In large part, Cardin's bill would put into law a series of promises made over the last year by bay state governors and the federal government.

Between now and 2025, each state that drains into the Chesapeake Bay will have two-year incremental deadlines for reducing nitrogen, phosphorus and sediment that sully the water and choke out aquatic life - a promise already made by the bay's governors.

To help the states meet those deadlines, Cardin proposes sending more money to far-flung places in the bay's watershed, such as New York and West Virginia.

He also wants to put $1.5 billion toward combating stormwater runoff, a vexing bay problem and the only pollution source that has increased.

Pollution credit-trading would also be part of the mix. For example, farmers could earn credits for making extra pollution reductions that could be sold or traded to other farmers, or to cities with problematic, polluting sewage plants.

If the two-year targets or the 2025 deadline aren't met, Cardin's bill would require enforcement, although he was vague about what that might entail.

Last month, the federal Environmental Protection Agency promised to yank permits or stop federal funding, if necessary, if states don't meet pollution targets.

Cardin earned plenty of pats on the back from enthusiastic politicians and bay advocates during and after the news conference.

Rep. Elijah Cummings, D-Baltimore, who is co-sponsoring the bill, said that all the promises and pledges and billions of dollars over the years have made the bay no healthier than it was before. But this bill, he said, is "the legislation that will finally achieve bay restoration."

Rep. Chris Van Hollen, D-Montgomery, went so far as to say that people will look back at this "historic day" and note that it was the turning point in bay restoration efforts.

Other government officials joining Cardin included Maryland Gov. Martin O' Malley and L. Preston Bryant Jr., Virginia's secretary of natural resources.

The talk of finally saving the bay once and for all is nothing new to Fred Kelly, the Severn Riverkeeper. He said he's pleased the federal government is focusing more attention on the bay and spending more money on restoration.

But he's not sure Cardin's bill goes far enough.

"2025 doesn't register with the folks who live on the water. We were talking 2010, now it's 2025," Kelly said. The last round of promises included getting the bay off the list of the nation's "impaired waters" by 2010, which all agree won't happen.

Environment Maryland, an advocacy group, issued a statement that said Cardin's bill "could" be what the bay finally needs.
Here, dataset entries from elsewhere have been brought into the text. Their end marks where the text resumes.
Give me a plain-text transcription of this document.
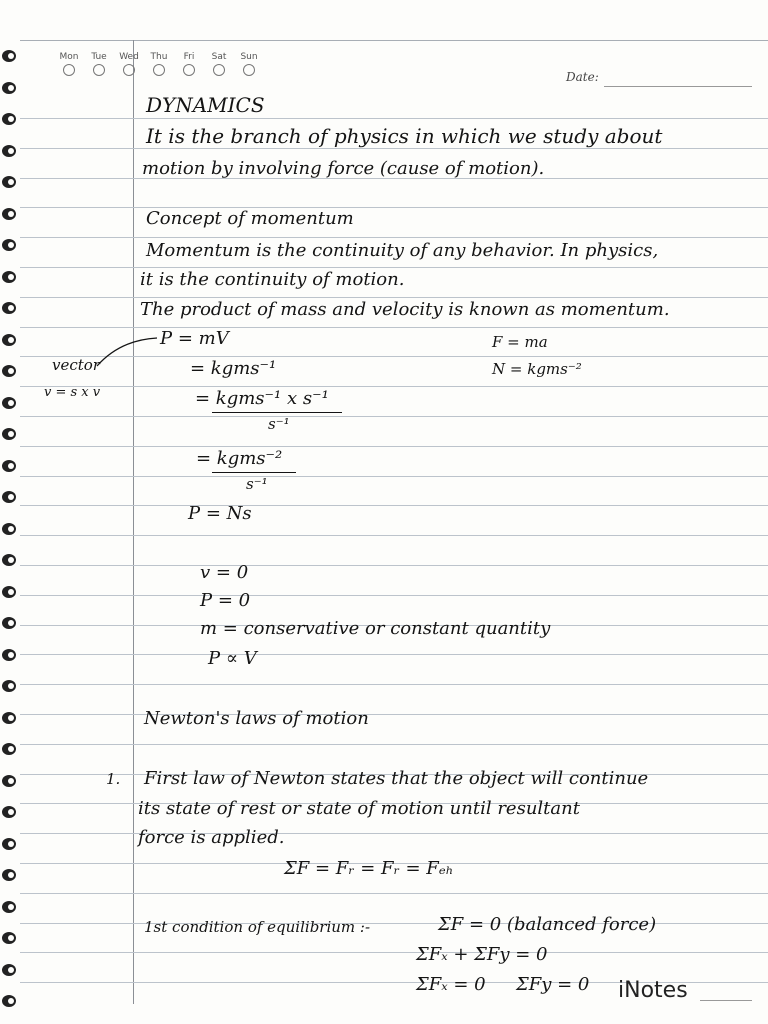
Mon Tue Wed Thu Fri Sat Sun
Date:
DYNAMICS
It is the branch of physics in which we study about
motion by involving force (cause of motion).
Concept of momentum
Momentum is the continuity of any behavior. In physics,
it is the continuity of motion.
The product of mass and velocity is known as momentum.
vector
v = s x v
P = mV	F = ma
= kgms⁻¹	N = kgms⁻²
= kgms⁻¹ x s⁻¹
s⁻¹
= kgms⁻²
s⁻¹
P = Ns
v = 0
P = 0
m = conservative or constant quantity
P ∝ V
Newton's laws of motion
1. First law of Newton states that the object will continue
its state of rest or state of motion until resultant
force is applied.
ΣF = Fᵣ = Fᵣ = Fₑₕ
1st condition of equilibrium :-	ΣF = 0 (balanced force)
ΣFₓ + ΣFy = 0
ΣFₓ = 0 ΣFy = 0 iNotes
But Will Baker, longtime president of the nonprofit CBF, had no such hesitation. He said Cardin's bill is the best thing to come along in the foundation's 42-year history.

"This legislation will require that actions replace words," Baker said.

Cardin said his bill may not pass on its own; rather, its key provisions could be tacked onto another water-related bill.

Meanwhile, as Cardin's bill gets going, the Obama administration's federal agencies are fine-tuning their latest round of promises.

In response to an executive order from the president in May, the agencies are coming up with ways they can better serve the Chesapeake Bay.

The EPA made key promises to set a pollution budget limiting how much nutrients and sediment the bay can absorb and making states responsible for parceling out the pollution limits to rivers.

If the states fail to hit the pollution marks, the EPA could block federal permits, halting construction and road-building.

The executive order-inspired promises from EPA and the other agencies will be compiled into a single "coordinated strategy" by early November, although they won't become final until next May.

New bay cleanup bill
U.S. Sen. Benjamin L. Cardin's Chesapeake Clean Water and Ecosystem Restoration Act of 2009 would:

• Set a 'firm' Chesapeake Bay cleanup deadline of 2025. This will be a legally binding part of the federal Clean Water Act.
• Spend $1.5 billion on controlling polluted stormwater runoff from urban and suburban areas.
• Require 10 percent of grant money to go to New York, West Virginia and Delaware.
• Require 20 percent of grant money to go to farmers and foresters.
• Put key features of recent federal agency promises into law, such as two-year deadlines for state pollution reductions under a new, baywide pollution budget.
• Create a nutrient-trading program.
• Put into law the decision not to introduce Asian oysters into the bay.
• Expand nutria eradication on the Delmarva Peninsula.
• Study how large-scale, industrial fishing is affecting the population of menhaden.